Против кого дружите?
Шрифт:
Единственная баня в близлежащей округе находилась в селе Троицком. Дорога туда лежала не так чтобы уж очень и дальняя, но грязная, с болотцем посередине. Выходили спозаранку, шли неторопливо. Впереди Дарья Ивановна с березовым посохом, за ней бабушка с двумя медными тазами, я бежал сзади налегке с одними мочалками. Белья не несли, надевали на себя все чистое. По малолетству мыли меня в женском отделении. (А стыдно-то, стыдно-то как было после, когда женщин на улице встречал, одетых.) От пара духотища, конечно, с непривычки, зато потом в предбаннике благодать! Идем обратно. Впереди Дарья Ивановна с березовым посохом, за ней бабушка с двумя медными тазами, и я сзади налегке. Подошли к болотцу на полдороге, отдышались, осторожно, еле-еле двинулись вперед по проложенному бревнышку.

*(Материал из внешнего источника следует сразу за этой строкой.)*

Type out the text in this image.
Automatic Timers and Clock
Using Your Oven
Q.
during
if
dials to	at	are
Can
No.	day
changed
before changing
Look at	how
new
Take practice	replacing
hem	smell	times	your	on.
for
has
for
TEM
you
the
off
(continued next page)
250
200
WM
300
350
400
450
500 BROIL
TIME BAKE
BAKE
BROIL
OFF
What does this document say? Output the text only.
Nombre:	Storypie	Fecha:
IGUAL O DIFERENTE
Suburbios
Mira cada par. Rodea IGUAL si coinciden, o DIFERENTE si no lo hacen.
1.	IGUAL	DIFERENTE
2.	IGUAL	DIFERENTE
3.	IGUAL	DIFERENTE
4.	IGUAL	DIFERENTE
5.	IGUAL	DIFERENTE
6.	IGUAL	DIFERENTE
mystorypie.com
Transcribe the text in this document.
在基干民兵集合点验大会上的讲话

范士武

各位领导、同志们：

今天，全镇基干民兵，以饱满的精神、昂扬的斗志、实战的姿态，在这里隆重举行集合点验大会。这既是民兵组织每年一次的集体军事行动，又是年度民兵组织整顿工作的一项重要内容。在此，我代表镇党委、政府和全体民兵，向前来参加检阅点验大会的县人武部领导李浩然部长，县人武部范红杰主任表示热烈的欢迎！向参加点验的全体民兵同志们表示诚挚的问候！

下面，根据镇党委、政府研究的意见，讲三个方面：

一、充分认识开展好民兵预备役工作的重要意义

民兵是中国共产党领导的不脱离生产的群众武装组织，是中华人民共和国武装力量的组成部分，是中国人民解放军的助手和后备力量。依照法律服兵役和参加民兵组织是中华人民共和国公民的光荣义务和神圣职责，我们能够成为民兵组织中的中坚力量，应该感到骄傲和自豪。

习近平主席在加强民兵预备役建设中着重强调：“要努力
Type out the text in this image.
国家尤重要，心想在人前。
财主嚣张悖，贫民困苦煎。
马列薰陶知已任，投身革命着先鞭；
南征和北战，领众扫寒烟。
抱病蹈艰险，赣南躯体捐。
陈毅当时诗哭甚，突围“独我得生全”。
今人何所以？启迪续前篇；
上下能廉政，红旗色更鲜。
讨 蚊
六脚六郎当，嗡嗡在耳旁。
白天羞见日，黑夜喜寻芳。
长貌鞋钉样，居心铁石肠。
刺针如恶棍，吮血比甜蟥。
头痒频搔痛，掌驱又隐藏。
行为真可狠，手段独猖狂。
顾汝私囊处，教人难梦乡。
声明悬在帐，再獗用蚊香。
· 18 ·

И вдруг я (вечно я со своим баловством!) со всего размаху падаю, скользнув с бревнышка, прямо в грязь отмытыми льняными волосами и в чистом белье. Ну, вытащили меня, поохали,
А вообще-то у Дарьи Ивановны было скучновато. Правда, играла иногда со мной в фантики внучка изобретателя радио Попова, но то была девчонка, и годами намного старше – силы-то неравные. Только к самому концу лета, когда стало холодать от частых дождей, прибыл домой на побывку сын нашей хозяйки Ули сверхсрочный старшина Василий. И сразу в корне изменил мое существование: пришил мне погоны к рубашке. Стало весело. Он даже в поле на свидание к своей девушке меня брал. Уйдут там за стог, разговаривают, а я тем временем велосипедные шины подкачиваю… И бабушка преобразилась, совершенно не узнать человека – вся сияет. Надо сказать, что она всегда выглядела очень молодо. Ей тогда под пятьдесят было, а больше тридцати никто не давал. Честное слово. Самое главное, не прилагала к этому никаких усилий, только единственное – в голову ничего не брала. В одно ухо влетит, в другое вылетит. Даже бабушкой запретила называть себя – так ей этот Вася нравился. Тетей, говорит, зови. Ну что такое тетя? Вон их сколько вокруг.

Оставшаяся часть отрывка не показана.